Game changer!

The New Jersey Little League player suspended for triumphantly flipping a bat into the air  to celebrate hitting a home run will get to play in his state championship game after all, a judge ruled Thursday.

“If you’re gonna have rules and enforce them they can’t be enforced arbitrarily and capriciously,”  Gloucester County Chancery Judge Robert Malestein  ruled Thursday afternoon. “[I’m going to] allow him to play in tonight game.”

Marco Rocco, 12, was suspended from playing in a state tournament game after he flipped his bat in the air after hitting a home run. Facebook/Liz Rocco

Haddonfield player Marco Rocco, 12, joyfully tossed a bat into the air after hitting a home run against Harrison Little League on July 16, prompting an umpire to eject him from the game, according to court papers.

He was also hit with a one-game suspension,  barring him from competing in the New Jersey Little League State Tournament final at 8:30 p.m. Thursday night — a decision the judge overturned.

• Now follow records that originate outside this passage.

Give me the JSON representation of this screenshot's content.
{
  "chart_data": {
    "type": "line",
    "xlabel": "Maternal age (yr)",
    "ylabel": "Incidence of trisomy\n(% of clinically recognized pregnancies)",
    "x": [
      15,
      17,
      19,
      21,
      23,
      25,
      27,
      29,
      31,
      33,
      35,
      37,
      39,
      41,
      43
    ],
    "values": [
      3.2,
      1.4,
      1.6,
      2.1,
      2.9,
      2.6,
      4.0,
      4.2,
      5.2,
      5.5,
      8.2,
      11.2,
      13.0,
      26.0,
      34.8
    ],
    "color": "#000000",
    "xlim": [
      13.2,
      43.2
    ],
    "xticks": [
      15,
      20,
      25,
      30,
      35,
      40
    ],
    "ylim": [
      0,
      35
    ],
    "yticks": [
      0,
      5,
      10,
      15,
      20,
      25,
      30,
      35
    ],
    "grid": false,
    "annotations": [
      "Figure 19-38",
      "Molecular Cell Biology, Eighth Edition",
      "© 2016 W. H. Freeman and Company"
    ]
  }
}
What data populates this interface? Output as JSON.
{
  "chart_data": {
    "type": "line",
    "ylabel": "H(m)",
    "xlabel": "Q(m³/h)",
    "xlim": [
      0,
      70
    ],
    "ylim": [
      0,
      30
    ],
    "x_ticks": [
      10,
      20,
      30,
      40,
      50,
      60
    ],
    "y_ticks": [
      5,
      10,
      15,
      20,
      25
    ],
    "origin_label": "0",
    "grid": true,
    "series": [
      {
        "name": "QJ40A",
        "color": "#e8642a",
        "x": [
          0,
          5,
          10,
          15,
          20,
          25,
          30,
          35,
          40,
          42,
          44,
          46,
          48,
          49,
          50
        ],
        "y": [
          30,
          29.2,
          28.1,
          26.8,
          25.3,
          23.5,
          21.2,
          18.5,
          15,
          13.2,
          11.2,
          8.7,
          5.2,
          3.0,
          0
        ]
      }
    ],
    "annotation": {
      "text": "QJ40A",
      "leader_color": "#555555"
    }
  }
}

A NJ Judge is allowing Rocco to play in tonights state championship game, stating ‘If you’re gonna have rules and enforce them they can’t be enforced arbitrarily and capriciously’ X / @Spicoli_____

The bat flip and subsequent suspension provoked outrage online, as thousands voiced their opinions on the controversial ruling. X / @Spicoli_____

The punishment outraged his dad, Joe Rocco, who filed an emergency temporary restraining order against Little League Baseball Tuesday to have the suspension overturned.

The court papers claim the boy flipped the bat during a “brief moment of celebration” and that Little League breached its contract “by not allowing [Rocco] to play baseball and failing to follow its own appeals process” regarding the suspension.

The judge noted in his ruling that he was in part swayed by the fact that Little League had posted video online of other bat flips, casting them in a positive light for kids to see.

Little League International has declined comment.